Independência dos bancos centrais em risco, como o Fed e outros 4 bancos centrais enfrentam pressão política e o impacto sobre inflação, moeda e confiança
As tentativas de influenciar decisões de juros mostram por que a independência dos bancos centrais é central para controlar preços, preservar a moeda e manter confiança, diante de exemplos recentes nos EUA, Turquia, Argentina, Venezuela e Zimbábue
A ofensiva do presidente Donald Trump contra a diretora do Federal Reserve, Lisa Cook, reacendeu o debate sobre a independência dos bancos centrais e seus efeitos macroeconômicos.
Estudos indicam que a interferência política tende a elevar a inflação e prejudicar o crescimento, enquanto bancos centrais independentes têm mais sucesso na estabilidade de preços.
No texto a seguir, veja cinco casos históricos e recentes que ilustram o risco de perda de autonomia e as consequências econômicas, conforme informação divulgada pelo g1
Estados Unidos, influência política e lições históricas
No caso recente envolvendo Lisa Cook, as motivações incluem votos em decisões de juros e acusações em processo de fraude hipotecária, segundo as notícias, o que colocou o Fed sob forte escrutínio.
No passado, o ex-presidente Richard Nixon pressionou o presidente do Fed Arthur Burns a manter juros baixos para favorecer a reeleição, episódio amplamente visto como o início de um surto inflacionário.
A reação veio com Paul Volcker, que elevou os juros para dois dígitos, uma medida politicamente impopular que levou o país à recessão, mas que restabeleceu a credibilidade do banco central.
Turquia, demissões e alta da inflação
O presidente turco Recep Tayyip Erdogan demitiu quatro dirigentes do banco central entre 2019 e 2023 por resistirem a cortes que ele exigia, considerando os juros como inimigos da economia, segundo relatos.
O efeito foi o oposto do esperado, com a inflação disparando e a lira em colapso, afetando o custo de itens básicos para famílias.
Em 2023, Erdogan nomeou Hafize Gaye Erkan, que, segundo as informações, elevou rapidamente a taxa básica de juros de 8,5% para 45%, e seu sucessor apertou ainda mais antes de iniciar um alívio, e a inflação recuou do pico de 85% no fim de 2022.
Argentina e Venezuela, nacionalização, controles e hiperinflação
A nacionalização do banco central por Juan Perón em 1946 iniciou um ciclo em que o governo usou emissão de moeda para financiar gastos, levando a ondas de inflação e crises recorrentes ao longo das décadas.
Casos recentes incluem afastamentos de presidentes do BC por divergências com o governo, como Martín Redrado em 2010, destacando tensões entre metas políticas e estabilidade monetária.
No caso venezuelano, leis colocaram a instituição sob controle total do Executivo, e após a queda dos preços do petróleo em 2014, o banco central passou a emitir moeda para financiar déficits, alimentando uma hiperinflação que, segundo a reportagem, atingiu o pico em 2018, estimada por alguns cálculos em mais de 1,000,000%.
Zimbábue, emissão e colapso monetário
No Zimbábue, o banco central emitiu moeda para financiar gastos do governo do então presidente Robert Mugabe, segundo o Fundo Monetário Internacional, incluindo despesas eleitorais e transferências para entidades estatais.
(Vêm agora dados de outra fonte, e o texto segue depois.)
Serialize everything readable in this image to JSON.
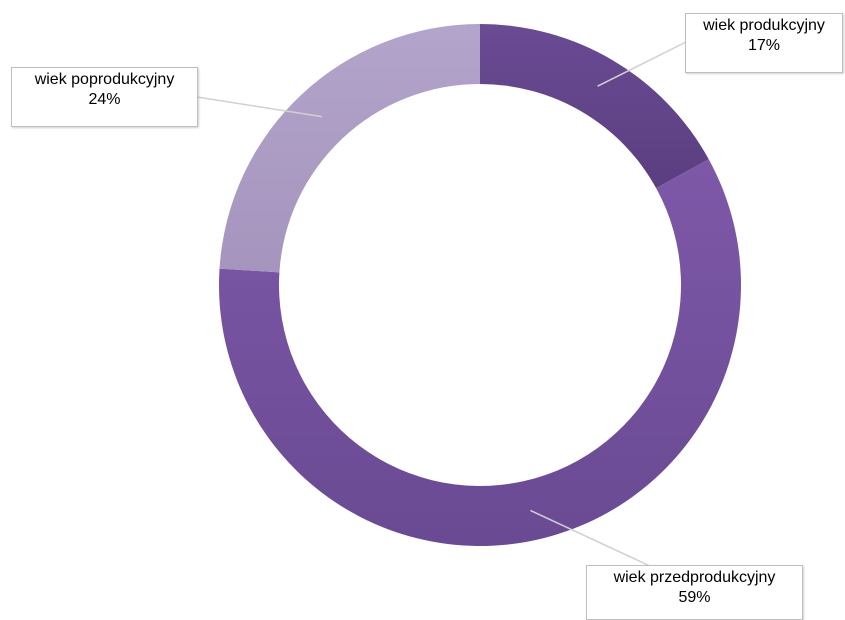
{
  "chart_data": {
    "type": "pie",
    "donut": true,
    "slices": [
      {
        "label": "wiek produkcyjny",
        "value": 17,
        "value_label": "17%",
        "color": "#5b3e80",
        "color_light": "#6a4b94"
      },
      {
        "label": "wiek przedprodukcyjny",
        "value": 59,
        "value_label": "59%",
        "color": "#6a4a93",
        "color_light": "#7d58a8"
      },
      {
        "label": "wiek poprodukcyjny",
        "value": 24,
        "value_label": "24%",
        "color": "#a595be",
        "color_light": "#b3a4cb"
      }
    ],
    "start_angle_deg": 0,
    "direction": "clockwise",
    "legend": "none",
    "data_labels": "callouts"
  }
}
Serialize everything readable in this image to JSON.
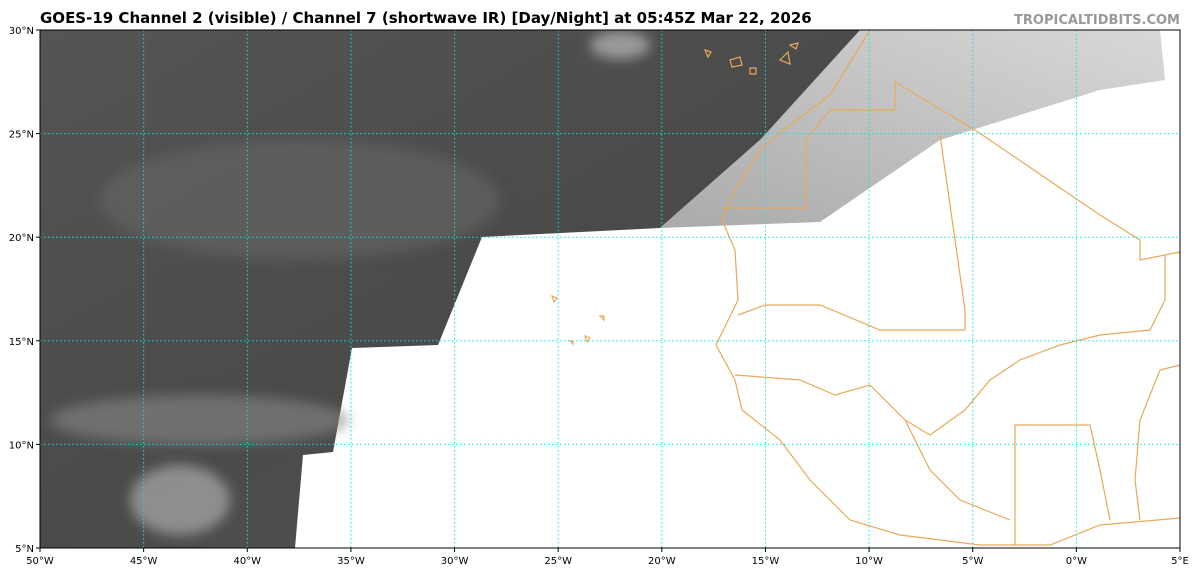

A hiperinflação atingiu níveis extremos e, em janeiro de 2009, o então presidente do banco central, Gideon Gono, chegou a emitir uma cédula de 100 trilhões de dólares, símbolo do colapso da moeda.
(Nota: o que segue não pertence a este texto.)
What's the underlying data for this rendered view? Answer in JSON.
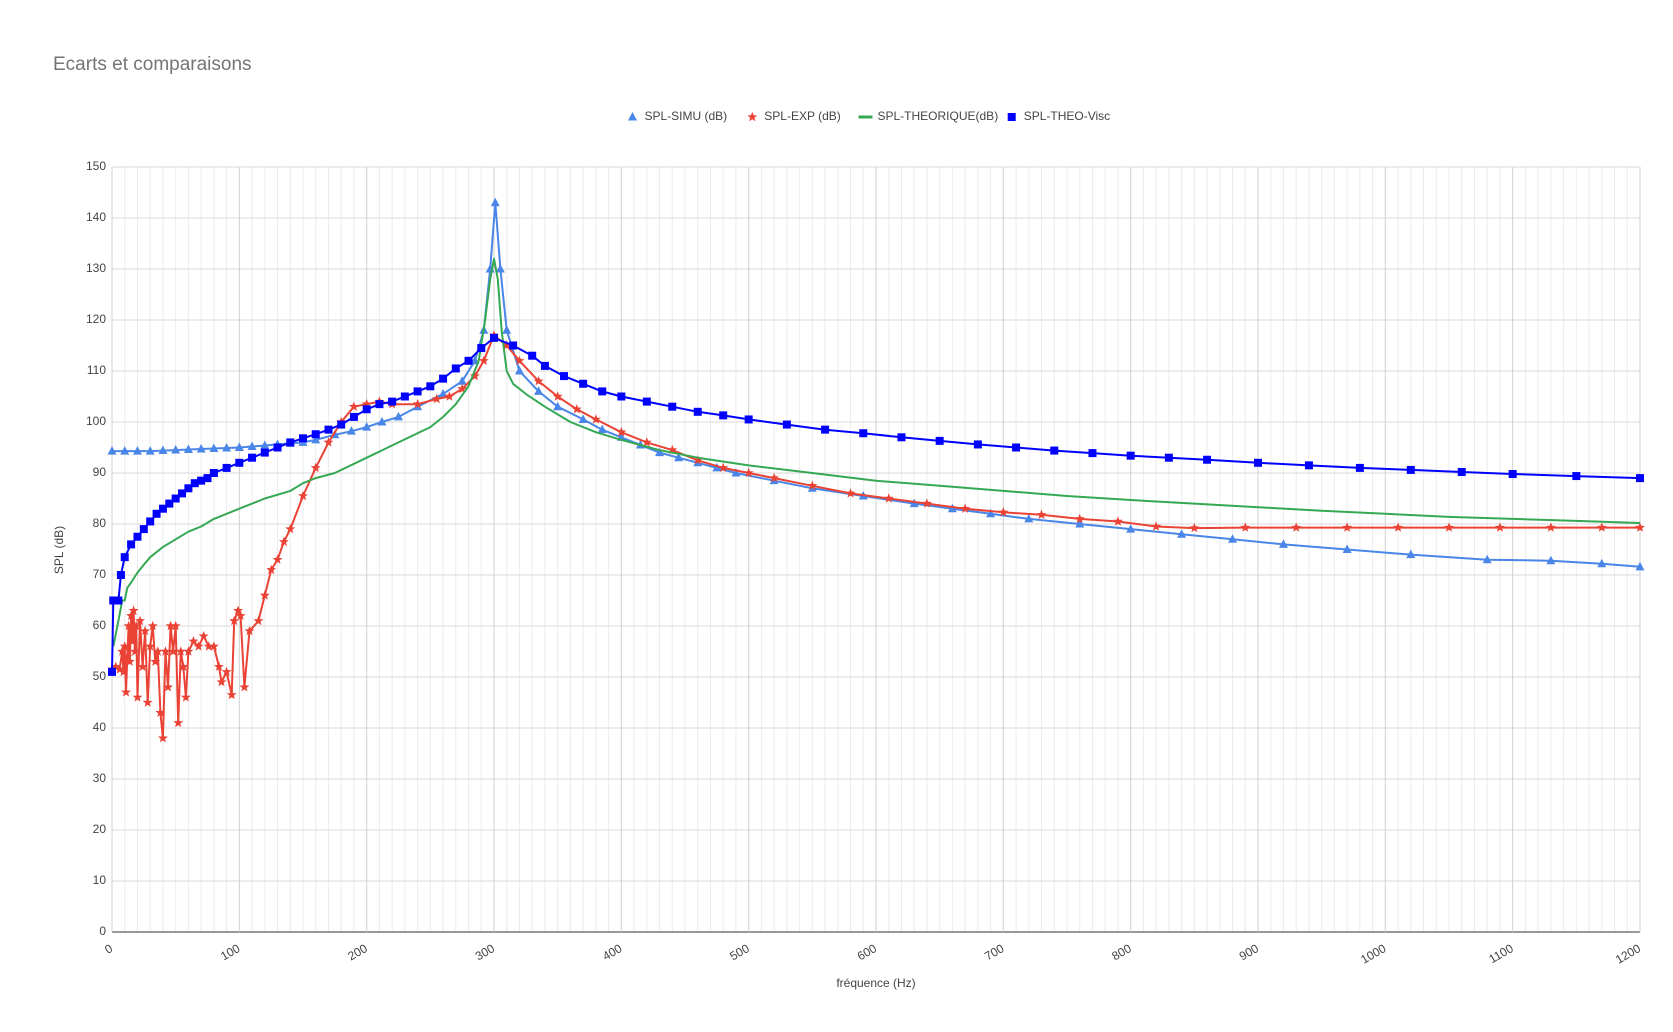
{
  "chart_data": {
    "type": "line",
    "title": "Ecarts et comparaisons",
    "xlabel": "fréquence (Hz)",
    "ylabel": "SPL (dB)",
    "xlim": [
      0,
      1200
    ],
    "xticks": [
      0,
      100,
      200,
      300,
      400,
      500,
      600,
      700,
      800,
      900,
      1000,
      1100,
      1200
    ],
    "ylim": [
      0,
      150
    ],
    "yticks": [
      0,
      10,
      20,
      30,
      40,
      50,
      60,
      70,
      80,
      90,
      100,
      110,
      120,
      130,
      140,
      150
    ],
    "grid": true,
    "legend": "top",
    "series": [
      {
        "name": "SPL-SIMU (dB)",
        "color": "#4a86e8",
        "marker": "triangle",
        "x": [
          0,
          10,
          20,
          30,
          40,
          50,
          60,
          70,
          80,
          90,
          100,
          110,
          120,
          130,
          140,
          150,
          160,
          175,
          188,
          200,
          212,
          225,
          240,
          260,
          275,
          285,
          292,
          297,
          301,
          305,
          310,
          320,
          335,
          350,
          370,
          385,
          400,
          415,
          430,
          445,
          460,
          475,
          490,
          520,
          550,
          590,
          630,
          660,
          690,
          720,
          760,
          800,
          840,
          880,
          920,
          970,
          1020,
          1080,
          1130,
          1170,
          1200
        ],
        "values": [
          94.3,
          94.3,
          94.3,
          94.3,
          94.4,
          94.5,
          94.6,
          94.7,
          94.8,
          94.9,
          95,
          95.2,
          95.4,
          95.6,
          95.8,
          96,
          96.5,
          97.5,
          98.2,
          99,
          100,
          101,
          103,
          105.5,
          108,
          112,
          118,
          130,
          143,
          130,
          118,
          110,
          106,
          103,
          100.5,
          98.5,
          97,
          95.5,
          94,
          93,
          92,
          91,
          90,
          88.5,
          87,
          85.5,
          84,
          83,
          82,
          81,
          80,
          79,
          78,
          77,
          76,
          75,
          74,
          73,
          72.8,
          72.2,
          71.6
        ]
      },
      {
        "name": "SPL-EXP (dB)",
        "color": "#ea4335",
        "marker": "star",
        "x": [
          0,
          3,
          6,
          8,
          9,
          10,
          11,
          12,
          13,
          14,
          15,
          16,
          17,
          18,
          19,
          20,
          22,
          24,
          26,
          28,
          30,
          32,
          34,
          36,
          38,
          40,
          42,
          44,
          46,
          48,
          50,
          52,
          54,
          56,
          58,
          60,
          64,
          68,
          72,
          76,
          80,
          84,
          86,
          90,
          94,
          96,
          99,
          101,
          104,
          108,
          115,
          120,
          125,
          130,
          135,
          140,
          150,
          160,
          170,
          180,
          190,
          200,
          210,
          220,
          240,
          255,
          265,
          275,
          285,
          292,
          300,
          310,
          320,
          335,
          350,
          365,
          380,
          400,
          420,
          440,
          460,
          480,
          500,
          520,
          550,
          580,
          610,
          640,
          670,
          700,
          730,
          760,
          790,
          820,
          850,
          890,
          930,
          970,
          1010,
          1050,
          1090,
          1130,
          1170,
          1200
        ],
        "values": [
          51.5,
          52,
          51.5,
          55,
          51,
          56,
          47,
          54,
          60,
          53,
          62,
          57,
          63,
          55,
          60,
          46,
          61,
          52,
          59,
          45,
          56,
          60,
          53,
          55,
          43,
          38,
          55,
          48,
          60,
          55,
          60,
          41,
          55,
          52,
          46,
          55,
          57,
          56,
          58,
          56,
          56,
          52,
          49,
          51,
          46.5,
          61,
          63,
          62,
          48,
          59,
          61,
          66,
          71,
          73,
          76.5,
          79,
          85.5,
          91,
          96,
          100,
          103,
          103.5,
          104,
          103.5,
          103.5,
          104.5,
          105,
          106.5,
          109,
          112,
          117,
          115,
          112,
          108,
          105,
          102.5,
          100.5,
          98,
          96,
          94.5,
          92.5,
          91,
          90,
          89,
          87.5,
          86,
          85,
          84,
          83,
          82.3,
          81.8,
          81,
          80.5,
          79.5,
          79.2,
          79.3,
          79.3,
          79.3,
          79.3,
          79.3,
          79.3,
          79.3,
          79.3,
          79.3
        ]
      },
      {
        "name": "SPL-THEORIQUE(dB)",
        "color": "#34a853",
        "marker": "none",
        "x": [
          1,
          5,
          8,
          10,
          12,
          15,
          20,
          25,
          30,
          40,
          50,
          60,
          70,
          80,
          100,
          120,
          140,
          150,
          160,
          175,
          200,
          225,
          250,
          260,
          270,
          280,
          288,
          293,
          297,
          300,
          303,
          306,
          310,
          315,
          325,
          340,
          360,
          380,
          400,
          430,
          460,
          500,
          550,
          600,
          650,
          700,
          750,
          800,
          850,
          900,
          950,
          1000,
          1050,
          1100,
          1150,
          1200
        ],
        "values": [
          56,
          61,
          65,
          65,
          67.5,
          68.5,
          70.5,
          72,
          73.5,
          75.5,
          77,
          78.5,
          79.5,
          81,
          83,
          85,
          86.5,
          88,
          89,
          90,
          93,
          96,
          99,
          101,
          103.5,
          107,
          112,
          120,
          128,
          132,
          128,
          118,
          110,
          107.5,
          105.5,
          103,
          100,
          98,
          96.5,
          94.5,
          93,
          91.5,
          90,
          88.5,
          87.5,
          86.5,
          85.5,
          84.7,
          84,
          83.3,
          82.6,
          82,
          81.4,
          81,
          80.6,
          80.2
        ]
      },
      {
        "name": "SPL-THEO-Visc",
        "color": "#0000ff",
        "marker": "square",
        "x": [
          0,
          1,
          5,
          7,
          10,
          15,
          20,
          25,
          30,
          35,
          40,
          45,
          50,
          55,
          60,
          65,
          70,
          75,
          80,
          90,
          100,
          110,
          120,
          130,
          140,
          150,
          160,
          170,
          180,
          190,
          200,
          210,
          220,
          230,
          240,
          250,
          260,
          270,
          280,
          290,
          300,
          315,
          330,
          340,
          355,
          370,
          385,
          400,
          420,
          440,
          460,
          480,
          500,
          530,
          560,
          590,
          620,
          650,
          680,
          710,
          740,
          770,
          800,
          830,
          860,
          900,
          940,
          980,
          1020,
          1060,
          1100,
          1150,
          1200
        ],
        "values": [
          51,
          65,
          65,
          70,
          73.5,
          76,
          77.5,
          79,
          80.5,
          82,
          83,
          84,
          85,
          86,
          87,
          88,
          88.5,
          89,
          90,
          91,
          92,
          93,
          94,
          95,
          96,
          96.8,
          97.6,
          98.5,
          99.5,
          101,
          102.5,
          103.5,
          104,
          105,
          106,
          107,
          108.5,
          110.5,
          112,
          114.5,
          116.5,
          115,
          113,
          111,
          109,
          107.5,
          106,
          105,
          104,
          103,
          102,
          101.3,
          100.5,
          99.5,
          98.5,
          97.8,
          97,
          96.3,
          95.6,
          95,
          94.4,
          93.9,
          93.4,
          93,
          92.6,
          92,
          91.5,
          91,
          90.6,
          90.2,
          89.8,
          89.4,
          89
        ]
      }
    ]
  }
}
O que a história ensina sobre independência e política
Os exemplos mostram que alinhar políticas do banco central às preferências imediatas de governos costuma elevar preços, corroer confiança e exigir depois medidas mais duras para recuperar estabilidade.
Manter a independência dos bancos centrais ajuda a ancorar expectativas de inflação, proteger a moeda e sustentar um ambiente mais previsível para investimento e crescimento.
Apesar das pressões políticas, decisões transparentes e regras claras para mandatos e nomeações podem reduzir riscos e preservar a eficácia das autoridades monetárias.